Relational Learning and Feature Extraction by Querying over Heterogeneous Information Networks
This work addresses the need for a general approach to relational learning on heterogeneous networks, which is incremental as it builds on specialized methods by offering a unified framework.
The authors tackled the problem of performing relational learning and feature extraction on heterogeneous information networks by proposing a unified framework with a declarative query language, enabling queries to serve as relational features for machine learning models. They demonstrated the system's capabilities in natural language processing and computational biology domains.
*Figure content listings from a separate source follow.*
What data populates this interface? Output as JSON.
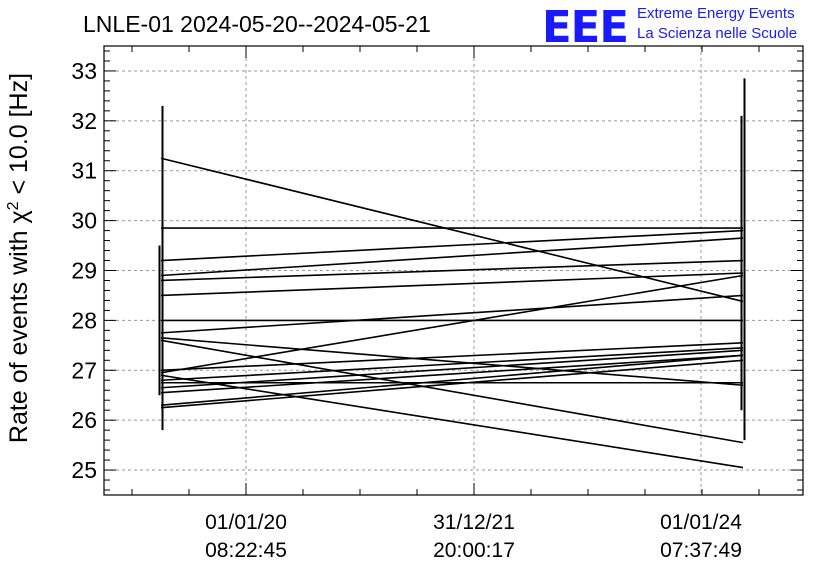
{
  "logo": {
    "letters": "EEE",
    "line1": "Extreme Energy Events",
    "line2": "La Scienza nelle Scuole",
    "color": "#1a1aff"
  },
  "chart_data": {
    "type": "line",
    "title": "LNLE-01 2024-05-20--2024-05-21",
    "ylabel": "Rate of events with χ² < 10.0 [Hz]",
    "ylabel_parts": {
      "before": "Rate of events with ",
      "chi": "χ",
      "sup": "2",
      "after": " < 10.0 [Hz]"
    },
    "xlabel": "",
    "ylim": [
      24.5,
      33.5
    ],
    "yticks": [
      25,
      26,
      27,
      28,
      29,
      30,
      31,
      32,
      33
    ],
    "xticks": [
      {
        "date": "01/01/20",
        "time": "08:22:45"
      },
      {
        "date": "31/12/21",
        "time": "20:00:17"
      },
      {
        "date": "01/01/24",
        "time": "07:37:49"
      }
    ],
    "grid": true,
    "line_color": "#000000",
    "segments": [
      {
        "x": [
          "2024-05-20",
          "2024-05-21"
        ],
        "y": [
          31.25,
          28.38
        ]
      },
      {
        "x": [
          "2024-05-20",
          "2024-05-21"
        ],
        "y": [
          29.85,
          29.85
        ]
      },
      {
        "x": [
          "2024-05-20",
          "2024-05-21"
        ],
        "y": [
          29.2,
          29.8
        ]
      },
      {
        "x": [
          "2024-05-20",
          "2024-05-21"
        ],
        "y": [
          28.9,
          29.65
        ]
      },
      {
        "x": [
          "2024-05-20",
          "2024-05-21"
        ],
        "y": [
          28.8,
          29.2
        ]
      },
      {
        "x": [
          "2024-05-20",
          "2024-05-21"
        ],
        "y": [
          28.5,
          28.95
        ]
      },
      {
        "x": [
          "2024-05-20",
          "2024-05-21"
        ],
        "y": [
          28.0,
          28.0
        ]
      },
      {
        "x": [
          "2024-05-20",
          "2024-05-21"
        ],
        "y": [
          27.75,
          28.5
        ]
      },
      {
        "x": [
          "2024-05-20",
          "2024-05-21"
        ],
        "y": [
          27.65,
          26.7
        ]
      },
      {
        "x": [
          "2024-05-20",
          "2024-05-21"
        ],
        "y": [
          27.6,
          25.55
        ]
      },
      {
        "x": [
          "2024-05-20",
          "2024-05-21"
        ],
        "y": [
          27.0,
          27.55
        ]
      },
      {
        "x": [
          "2024-05-20",
          "2024-05-21"
        ],
        "y": [
          26.95,
          28.9
        ]
      },
      {
        "x": [
          "2024-05-20",
          "2024-05-21"
        ],
        "y": [
          26.9,
          25.05
        ]
      },
      {
        "x": [
          "2024-05-20",
          "2024-05-21"
        ],
        "y": [
          26.8,
          27.45
        ]
      },
      {
        "x": [
          "2024-05-20",
          "2024-05-21"
        ],
        "y": [
          26.75,
          26.75
        ]
      },
      {
        "x": [
          "2024-05-20",
          "2024-05-21"
        ],
        "y": [
          26.65,
          27.4
        ]
      },
      {
        "x": [
          "2024-05-20",
          "2024-05-21"
        ],
        "y": [
          26.55,
          27.3
        ]
      },
      {
        "x": [
          "2024-05-20",
          "2024-05-21"
        ],
        "y": [
          26.3,
          27.3
        ]
      },
      {
        "x": [
          "2024-05-20",
          "2024-05-21"
        ],
        "y": [
          26.25,
          27.2
        ]
      }
    ],
    "error_bars": [
      {
        "x": "2024-05-20",
        "low": 25.8,
        "high": 32.3
      },
      {
        "x": "2024-05-20",
        "low": 26.5,
        "high": 29.5
      },
      {
        "x": "2024-05-21",
        "low": 25.6,
        "high": 32.85
      },
      {
        "x": "2024-05-21",
        "low": 26.2,
        "high": 32.1
      }
    ]
  }
}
Many real world systems need to operate on heterogeneous information networks that consist of numerous interacting components of different types. Examples include systems that perform data analysis on biological information networks; social networks; and information extraction systems processing unstructured data to convert raw text to knowledge graphs. Many previous works describe specialized approaches to perform specific types of analysis, mining and learning on such networks. In this work, we propose a unified framework consisting of a data model -a graph with a first order schema along with a declarative language for constructing, querying and manipulating such networks in ways that facilitate relational and structured machine learning. In particular, we provide an initial prototype for a relational and graph traversal query language where queries are directly used as relational features for structured machine learning models. Feature extraction is performed by making declarative graph traversal queries. Learning and inference models can directly operate on this relational representation and augment it with new data and knowledge that, in turn, is integrated seamlessly into the relational structure to support new predictions. We demonstrate this system's capabilities by showcasing tasks in natural language processing and computational biology domains.